OS X on the Mac has FAR more chance of attracting interest from Joe Consumer than Linux does.
You would think, and then Apple decides to solder the RAM onto the Mac Mini and the Mini I can buy today configured as close to identical to my buddy's Mac Mini from several years ago (quad core i7, SSD, upgraded to 16 GB) costs half a grand CAD more today than it did then.
Because of this stupid speed bump, the small office where I'm presently working went back to Windows in a recent IT refresh after we had all pretty much convinced ourselves to make the collective jump to OS X.
Maybe we could have made the initial outlay work at 8 GB per machine instead of 16 GB (saving ourselves CAD $240 per machine) but then we would have ended up with boxes permanently capped at 8 GB.
If we were certain out company would double in size over the next two years, we could have handed the RAM-crippled Mac Minis off to junior staff and brought in another wave of less-crippled Minis at that time for the regulars.
Wouldn't it all have been so simple if we had an Apple-like certainty concerning our future staffing levels and revenue growth?
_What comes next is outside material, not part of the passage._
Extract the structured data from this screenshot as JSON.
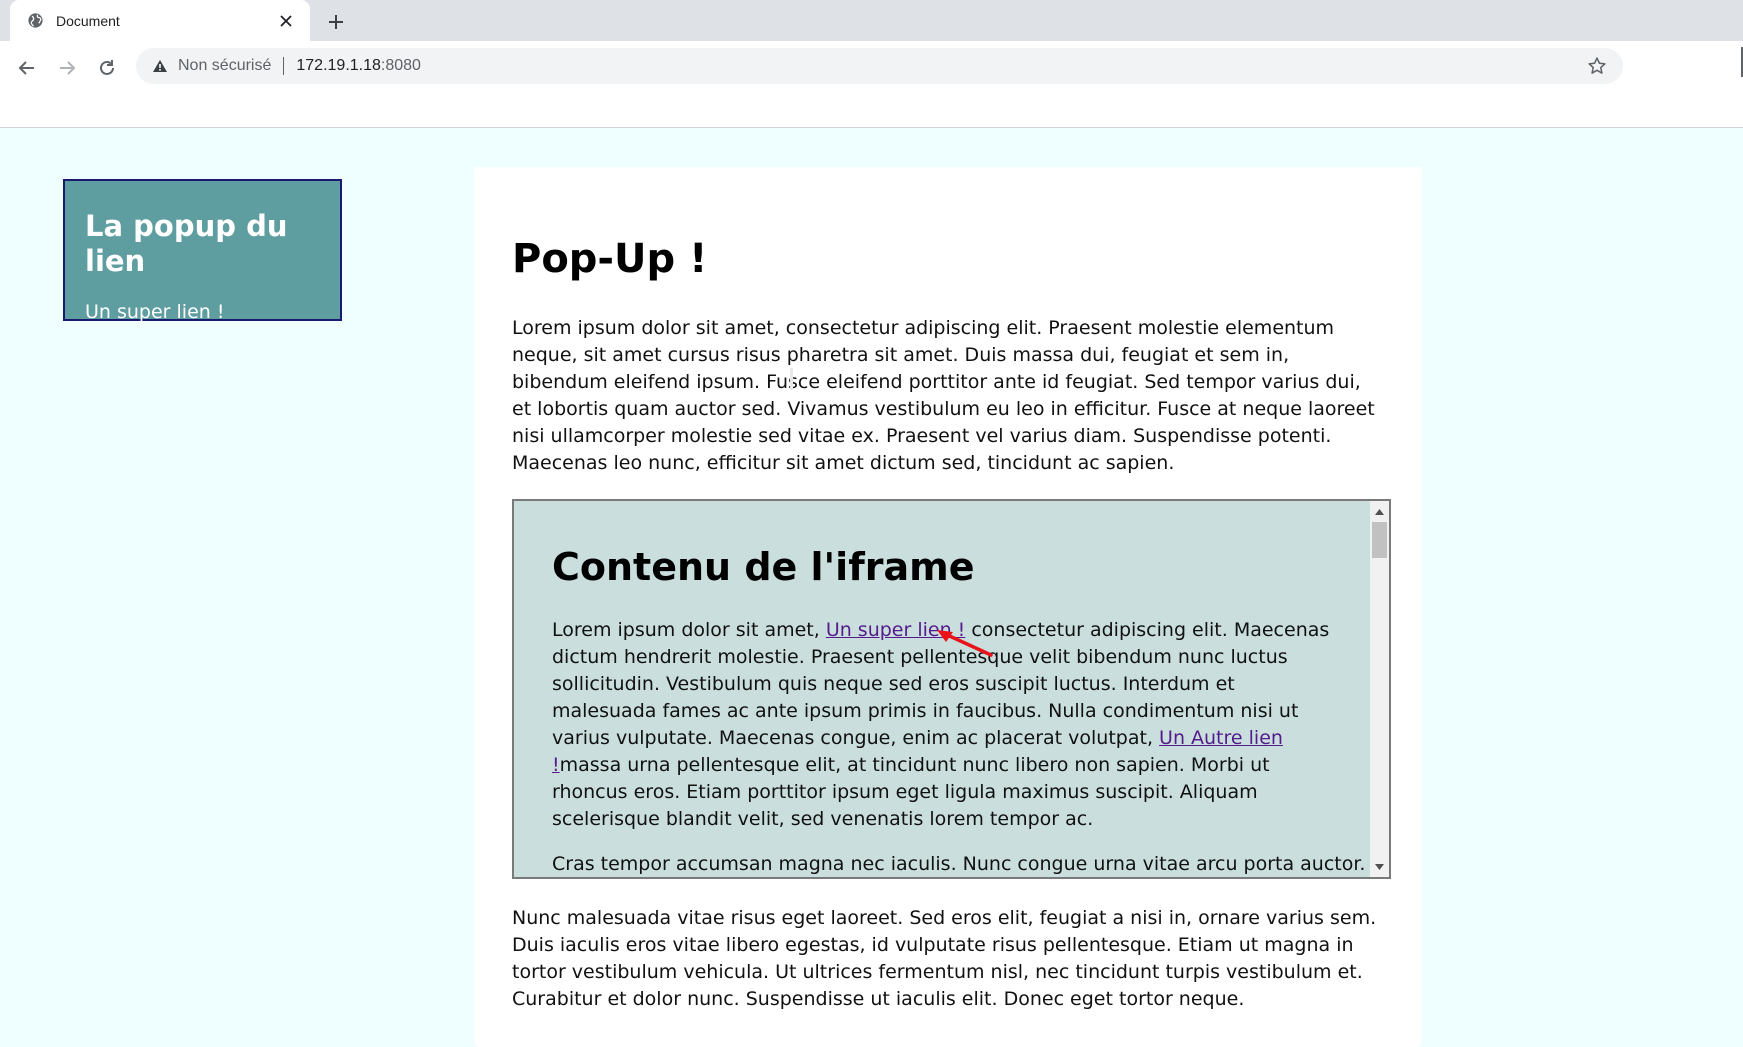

Just think, we could have used the Mini as a corporate status symbol to keep new employees in their proper place, instead of having a culture where an employee says "hey, I need to test drive all these memory heavy apps to get my work done, can we rush out and get me some fat sticks at a fair street price?" (In our shop, we tend to run beefy compute on actual servers, which is where we'll spend the money saved on the client side.)
No wait!
Using RAM-crippled hand-me-downs could have negative impact on corporate culture. I know! We'll give everyone an identical, over-speced OS X mini tower so no-one complains.
No wait, second edition!
We'll get a pickup truck full of cheap-ass used Windows 7 boxes with four memory slots each and treat them as interchangeable and disposable. Then when we're back in a revenue-positive situation, we'll take a look at the post-Skylake landscape to see whether Apple has regained its sanity.